Supporters of the Palestinians are lamenting the flawed strategy that led them to force a vote in the United Nations Security Council on statehood for them yesterday. The outcome was foreordained. The resolution endorsing statehood and mandating Israeli withdrawal from the West Bank within two years failed to gain the nine votes needed for adoption. That allowed the Obama administration to avoid having to veto the measure. In response the Palestinians say they will go to the International Criminal Court to seek other ways to harass Israel. But no one should be fooled by this charade. While U.S. Ambassador Samantha Power chided the Israelis about seeing the vote as a “victory for an unsustainable status quo” it is not the Jewish state that wanted to avoid both peace and the possibility of change. It is the Palestinian Authority that is desperate to keep things as they are, not the Israelis.

The text of the resolution betrayed its true purpose. Some of the Palestinians’ supporters claim that the resolution was a reasonable attempt to force Israel to negotiate peace. But what Powers rightly characterized as the resolution’s “deeply unbalanced” nature, made it clear that this entire episode was merely a stunt. By seeking a UN diktat that would have required Israel to withdraw from territory without requiring the Palestinians to make first make peace, the resolution did nothing to advance a spirit of compromise or make such a state a reality.

As even Tzipi Livni, one of the leaders of the new coalition seeking to unseat Prime Minister Benjamin Netanyahu in Israel’s March election told the New York Times’ Roger Cohen earlier this month, it was PA head Mahmoud Abbas who sabotaged the peace talks sponsored by Secretary of State John Kerry. Livni, who represented Israel in the talks, said Netanyahu had agreed to continue the process on the basis of a U.S. proposal on borders, refugees, security, settlements and Jerusalem. But as he did when Netanyahu’s predecessor Ehud Olmert offered the Palestinians everything they had asked for, Abbas refused to negotiate and instead sought to torpedo the initiative by going to the UN. This marked the fourth time the Palestinians had refused to accept proposals for statehood in the last 15 years.

That means that instead of negotiating on the basis of a statehood framework pushed by a sympathetic American administration that could have given them what they supposedly desire, the Palestinians preferred to push for a UN resolution that could never have passed and which undermined the chances of ever arriving at a two-state solution to the conflict.

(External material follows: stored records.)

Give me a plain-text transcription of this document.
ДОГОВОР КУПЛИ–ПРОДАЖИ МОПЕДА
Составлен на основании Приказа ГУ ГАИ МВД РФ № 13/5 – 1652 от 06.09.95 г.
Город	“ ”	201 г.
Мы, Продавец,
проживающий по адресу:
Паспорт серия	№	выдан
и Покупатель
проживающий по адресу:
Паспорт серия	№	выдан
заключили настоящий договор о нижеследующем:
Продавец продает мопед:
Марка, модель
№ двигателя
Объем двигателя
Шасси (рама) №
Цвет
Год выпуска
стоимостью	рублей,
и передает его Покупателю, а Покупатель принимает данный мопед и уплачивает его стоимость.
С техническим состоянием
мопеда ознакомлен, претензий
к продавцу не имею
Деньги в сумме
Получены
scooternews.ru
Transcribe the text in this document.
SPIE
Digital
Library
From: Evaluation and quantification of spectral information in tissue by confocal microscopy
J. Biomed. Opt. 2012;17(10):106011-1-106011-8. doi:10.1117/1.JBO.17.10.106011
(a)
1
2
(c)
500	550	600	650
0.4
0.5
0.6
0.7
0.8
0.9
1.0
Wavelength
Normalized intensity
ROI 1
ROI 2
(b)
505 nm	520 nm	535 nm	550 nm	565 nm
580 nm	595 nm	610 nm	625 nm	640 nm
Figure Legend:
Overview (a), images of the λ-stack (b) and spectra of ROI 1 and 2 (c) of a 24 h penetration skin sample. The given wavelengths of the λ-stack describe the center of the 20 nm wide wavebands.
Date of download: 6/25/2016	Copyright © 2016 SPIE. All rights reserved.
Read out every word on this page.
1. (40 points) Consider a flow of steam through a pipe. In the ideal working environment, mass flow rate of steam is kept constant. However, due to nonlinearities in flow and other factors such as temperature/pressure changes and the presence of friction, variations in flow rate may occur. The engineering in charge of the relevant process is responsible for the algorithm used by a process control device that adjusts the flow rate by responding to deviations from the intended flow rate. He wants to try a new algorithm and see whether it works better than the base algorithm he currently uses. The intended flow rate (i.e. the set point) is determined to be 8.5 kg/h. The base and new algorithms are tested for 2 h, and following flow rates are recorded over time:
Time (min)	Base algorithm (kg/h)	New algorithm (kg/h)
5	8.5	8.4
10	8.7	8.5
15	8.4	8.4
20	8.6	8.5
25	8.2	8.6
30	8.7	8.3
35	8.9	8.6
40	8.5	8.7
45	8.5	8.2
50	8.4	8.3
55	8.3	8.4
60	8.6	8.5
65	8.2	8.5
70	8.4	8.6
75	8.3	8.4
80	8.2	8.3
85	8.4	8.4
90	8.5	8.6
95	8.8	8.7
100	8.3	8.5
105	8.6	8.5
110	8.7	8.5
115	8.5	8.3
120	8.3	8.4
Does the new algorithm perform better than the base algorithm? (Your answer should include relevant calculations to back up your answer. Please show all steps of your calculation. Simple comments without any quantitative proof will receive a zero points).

Why do the Palestinians prefer to flop at the UN to conducting negotiations that are already tilted in their favor by the Obama administration? The answer is obvious. Because accepting statehood under such circumstances would require them to recognize Israel’s legitimacy as the nation state of the Jewish people, no matter where its borders are drawn. They won’t do this because that would mean the end of the conflict and the whole point of Palestinian nationalism since its inception was not so much to grant sovereignty over part of the country to Arabs but to deny it to the Jews. Rather than accept a state that would be obligated to live in peace with a Jewish state, the Palestinians much prefer to engage in sterile debates in international forums that go nowhere but do advance the cause of Israel’s demonization.

Thus, the real champion of a supposedly “unsustainable status quo” is not an Israeli government that has repeatedly sought to make peace on the dubious premise that territorial withdrawals will grant them security and legitimacy. Rather, it is a Palestinian leadership that is both incapable of unwilling to do anything more than foment hatred of the Jewish state. Advocates of a two-state solution must understand that its primary opponents are not really the Israeli right-wingers who publicly oppose such schemes but rather Palestinians who will do anything to avoid negotiating a deal that would provide them with sovereignty at the cost of ending their century-old war on Zionism.

That is deeply frustrating for both American and Israelis who would like to believe, despite the evidence of the last 20years of peace processing, that more concessions will somehow entice the Palestinians to end the conflict. But after a fourth diplomatic dead-end on statehood and the prospect of more UN stunts to come, it is time to place the blame for the lack of peace where it belongs: on the shoulders of a Palestinian leadership that would rather bloviate at the UN than negotiate a solution that would finally end this war.